Identity Crisis

Identity Crisis

By: Linda Yu

I’m sitting at my table in the living room, which is covered with a mess of different colored sticky notes, mugs filled with writing utensils, and other really random objects: a hat, a bag of good luck charms, some old photos, a mini Chinese tiger toy, a gymnastics medal, a box of Clorox wipes. I have my sketchbook in front of me, which has three stickers on it: three birds with some Japanese words which I can’t read, an outline of my favorite anime character, and one with the words “we learn not for school but for Linda” which I made on the vinyl cutter one time at Case.

My sketchbook is the place where I pour out my heart and soul, but today when I look at it, I feel a twinge of discomfort. I feel a little like a traitor for having Japanese instead of Chinese words on an object so close to my heart.

Some people would lump all Asians together and say it doesn’t matter, just round to the nearest continent. Others would call me a banana, white on the inside, yellow on the outside, (fun fact: the scientific name for banana means “fruit of the wise man,” which seems fitting given the stereotype) which reminds me that I’m better at texting in my native language than I am at actually writing it (#byelingual). And I’m concerned because I heard some kids talking about how they would put “white” instead of “Asian” when they fill in the “race” bubble. I don’t mind saying my last name the American way, because I can make more puns that way. I don’t even know what I’m thinking about right now. And just like this, another quarter-life identity crisis progresses.
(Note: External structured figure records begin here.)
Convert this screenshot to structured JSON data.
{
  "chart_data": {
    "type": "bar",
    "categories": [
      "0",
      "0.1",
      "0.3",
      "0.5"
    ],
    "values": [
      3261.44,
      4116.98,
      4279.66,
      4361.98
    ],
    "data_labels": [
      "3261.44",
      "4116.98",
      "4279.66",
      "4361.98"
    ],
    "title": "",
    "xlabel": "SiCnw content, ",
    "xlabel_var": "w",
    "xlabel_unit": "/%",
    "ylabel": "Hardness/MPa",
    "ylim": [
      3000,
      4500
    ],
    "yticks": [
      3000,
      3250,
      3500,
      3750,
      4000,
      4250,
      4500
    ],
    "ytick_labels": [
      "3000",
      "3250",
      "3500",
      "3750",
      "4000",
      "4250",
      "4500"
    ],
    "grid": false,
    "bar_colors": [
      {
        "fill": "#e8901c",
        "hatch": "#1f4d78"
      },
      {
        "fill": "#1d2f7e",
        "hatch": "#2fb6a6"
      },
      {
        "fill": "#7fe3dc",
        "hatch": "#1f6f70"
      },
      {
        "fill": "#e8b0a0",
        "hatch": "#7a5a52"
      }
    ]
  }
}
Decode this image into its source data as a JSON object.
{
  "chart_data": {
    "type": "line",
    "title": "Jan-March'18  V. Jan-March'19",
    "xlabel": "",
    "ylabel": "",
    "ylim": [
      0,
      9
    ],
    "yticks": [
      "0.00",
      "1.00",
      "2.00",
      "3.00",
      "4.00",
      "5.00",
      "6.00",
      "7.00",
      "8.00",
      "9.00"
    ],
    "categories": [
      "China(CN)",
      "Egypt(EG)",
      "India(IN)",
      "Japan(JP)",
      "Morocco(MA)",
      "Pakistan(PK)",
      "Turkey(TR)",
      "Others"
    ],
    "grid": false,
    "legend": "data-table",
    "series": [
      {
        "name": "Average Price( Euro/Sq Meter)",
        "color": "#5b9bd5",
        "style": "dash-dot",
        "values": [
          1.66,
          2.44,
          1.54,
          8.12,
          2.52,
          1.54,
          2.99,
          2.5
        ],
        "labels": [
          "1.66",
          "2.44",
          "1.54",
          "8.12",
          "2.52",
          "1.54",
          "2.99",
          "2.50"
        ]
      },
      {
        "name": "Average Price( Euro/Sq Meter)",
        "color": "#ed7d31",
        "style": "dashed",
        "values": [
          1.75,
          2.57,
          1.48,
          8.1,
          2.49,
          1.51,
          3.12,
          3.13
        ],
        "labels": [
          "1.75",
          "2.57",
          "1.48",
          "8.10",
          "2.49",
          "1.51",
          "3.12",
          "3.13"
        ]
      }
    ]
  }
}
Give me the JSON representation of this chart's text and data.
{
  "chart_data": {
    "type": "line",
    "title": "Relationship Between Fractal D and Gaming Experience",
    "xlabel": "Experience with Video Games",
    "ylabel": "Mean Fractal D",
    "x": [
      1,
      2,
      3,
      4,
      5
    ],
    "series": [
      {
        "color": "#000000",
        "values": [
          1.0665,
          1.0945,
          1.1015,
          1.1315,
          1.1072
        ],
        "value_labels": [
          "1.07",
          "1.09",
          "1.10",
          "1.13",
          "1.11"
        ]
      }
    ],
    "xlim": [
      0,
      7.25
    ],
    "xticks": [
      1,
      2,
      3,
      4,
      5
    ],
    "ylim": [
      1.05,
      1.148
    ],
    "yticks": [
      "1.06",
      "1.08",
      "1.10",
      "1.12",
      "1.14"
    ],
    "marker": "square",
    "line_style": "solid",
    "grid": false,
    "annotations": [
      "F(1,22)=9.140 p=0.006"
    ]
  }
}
I start feeling tension in my temples, I wander around the kitchen eating Ritz crackers, I click my pen a million times, and I end up opening my sketchbook and frantically drawing, hoping that whatever I draw will somehow resolve all my doubts. I sketch out half a face, I add half a head of hair. I draw lips. What’s the point of having an identity if it keeps changing? I shade in half a T-shirt, then another half of a different shirt. I draw boba tea on one side, a Starbucks latte on the other. My favorite flavor is matcha.

After drawing for a while, I calm down. I have a nice conversation with myself:

“Who am I?”

“I’m just me!”

And that’s that, at least until the next identity crisis.